Since 46 million people in the United States smoke and tens of millions more once smoked, a widespread screening program could cost billions annually. Any further refinement of those most at risk could reduce those costs. Low-dose CT scans expose patients to about the same radiation levels as mammograms. Little is known about how the cumulative risks of years of such scans would balance the benefits.
The study’s results could have both legal and political consequences. Suits against tobacco companies have sought to force cigarette makers to pay for annual CT screens of former smokers. But with the science uncertain, those claims have so far been rebuffed. Congress has diverted some research money to create pilot CT lung screening programs, diversions that may gain momentum now.

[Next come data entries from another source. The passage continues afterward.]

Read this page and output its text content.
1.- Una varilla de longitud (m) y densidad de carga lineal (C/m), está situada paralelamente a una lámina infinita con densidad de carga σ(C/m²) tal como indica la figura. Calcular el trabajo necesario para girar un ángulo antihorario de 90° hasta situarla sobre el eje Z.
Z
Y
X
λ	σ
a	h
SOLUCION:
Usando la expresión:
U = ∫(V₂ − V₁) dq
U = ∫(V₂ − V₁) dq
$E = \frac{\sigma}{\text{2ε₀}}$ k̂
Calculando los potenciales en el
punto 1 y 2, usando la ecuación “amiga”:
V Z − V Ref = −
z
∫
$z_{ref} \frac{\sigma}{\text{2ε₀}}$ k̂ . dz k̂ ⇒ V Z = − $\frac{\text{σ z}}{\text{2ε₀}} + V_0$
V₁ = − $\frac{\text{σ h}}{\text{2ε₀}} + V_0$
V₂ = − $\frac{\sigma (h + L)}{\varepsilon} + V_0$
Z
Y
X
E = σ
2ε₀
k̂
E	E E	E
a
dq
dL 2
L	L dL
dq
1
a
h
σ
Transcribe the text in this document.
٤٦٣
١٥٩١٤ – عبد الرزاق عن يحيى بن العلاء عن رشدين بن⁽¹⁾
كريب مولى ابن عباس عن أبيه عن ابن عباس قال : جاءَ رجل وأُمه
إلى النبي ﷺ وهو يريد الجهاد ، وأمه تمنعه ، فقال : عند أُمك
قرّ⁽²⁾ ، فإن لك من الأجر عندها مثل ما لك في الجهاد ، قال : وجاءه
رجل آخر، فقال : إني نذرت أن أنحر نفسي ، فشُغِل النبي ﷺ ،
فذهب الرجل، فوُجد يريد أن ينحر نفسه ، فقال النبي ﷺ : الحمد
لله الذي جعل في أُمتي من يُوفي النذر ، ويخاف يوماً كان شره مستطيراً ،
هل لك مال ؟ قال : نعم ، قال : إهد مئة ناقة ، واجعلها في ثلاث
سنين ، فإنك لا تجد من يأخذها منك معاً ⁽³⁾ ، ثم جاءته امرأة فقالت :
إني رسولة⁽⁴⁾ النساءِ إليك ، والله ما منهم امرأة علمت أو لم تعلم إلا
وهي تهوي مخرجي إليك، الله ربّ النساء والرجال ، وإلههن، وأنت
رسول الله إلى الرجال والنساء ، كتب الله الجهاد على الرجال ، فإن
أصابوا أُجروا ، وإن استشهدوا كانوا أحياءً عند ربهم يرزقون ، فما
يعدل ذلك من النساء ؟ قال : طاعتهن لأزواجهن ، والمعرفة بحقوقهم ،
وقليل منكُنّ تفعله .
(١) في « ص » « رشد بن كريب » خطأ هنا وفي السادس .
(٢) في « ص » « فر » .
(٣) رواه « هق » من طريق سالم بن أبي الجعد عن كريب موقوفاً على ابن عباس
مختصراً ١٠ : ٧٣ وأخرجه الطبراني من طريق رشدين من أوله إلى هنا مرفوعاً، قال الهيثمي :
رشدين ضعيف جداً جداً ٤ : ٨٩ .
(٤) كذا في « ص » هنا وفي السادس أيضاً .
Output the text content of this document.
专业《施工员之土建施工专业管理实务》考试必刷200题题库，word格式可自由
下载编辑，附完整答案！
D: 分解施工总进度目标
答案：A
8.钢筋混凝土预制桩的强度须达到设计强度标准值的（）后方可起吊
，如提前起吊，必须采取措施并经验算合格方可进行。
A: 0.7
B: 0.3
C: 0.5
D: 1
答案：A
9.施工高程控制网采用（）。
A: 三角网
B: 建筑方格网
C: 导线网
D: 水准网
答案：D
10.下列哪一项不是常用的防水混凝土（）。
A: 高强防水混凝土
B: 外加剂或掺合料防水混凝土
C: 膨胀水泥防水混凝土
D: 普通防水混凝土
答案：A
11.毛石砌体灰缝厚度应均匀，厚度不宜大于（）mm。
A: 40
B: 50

Some Obama administration officials argued during the debate on the health care law that patients’ health was often harmed by getting too many tests and procedures that, if reduced, would improve health while reducing costs. This study suggests that, at least in lung cancer, spending more on tests saves lives.
Laurie Fenton, president of the Lung Cancer Alliance, which has lobbied for widespread CT lung screening, said the debate about the advisability of such scans is now over.
“The challenge now shifts from proving the efficacy of the method to developing the proper quality standards, infrastructure and guidelines to bring this needed benefit to those at high risk for the disease — now,” Ms. Fenton said. But Dr. Peter B. Bach, a pulmonologist at Memorial Sloan-Kettering Cancer Center in New York, said no one should rush out and get a CT scan yet because further analysis will better define whom the screening helped.
“Very soon we’ll have an answer about who should be screened and how frequently,” Dr. Bach said, “but we don’t have that answer today.”
Source: www.nytimes.com
Editorial comment from NYM Editors: “This review supports our contention that CT trumps Chest X-ray in screening persons at risk, such as smokers and industrial workers.”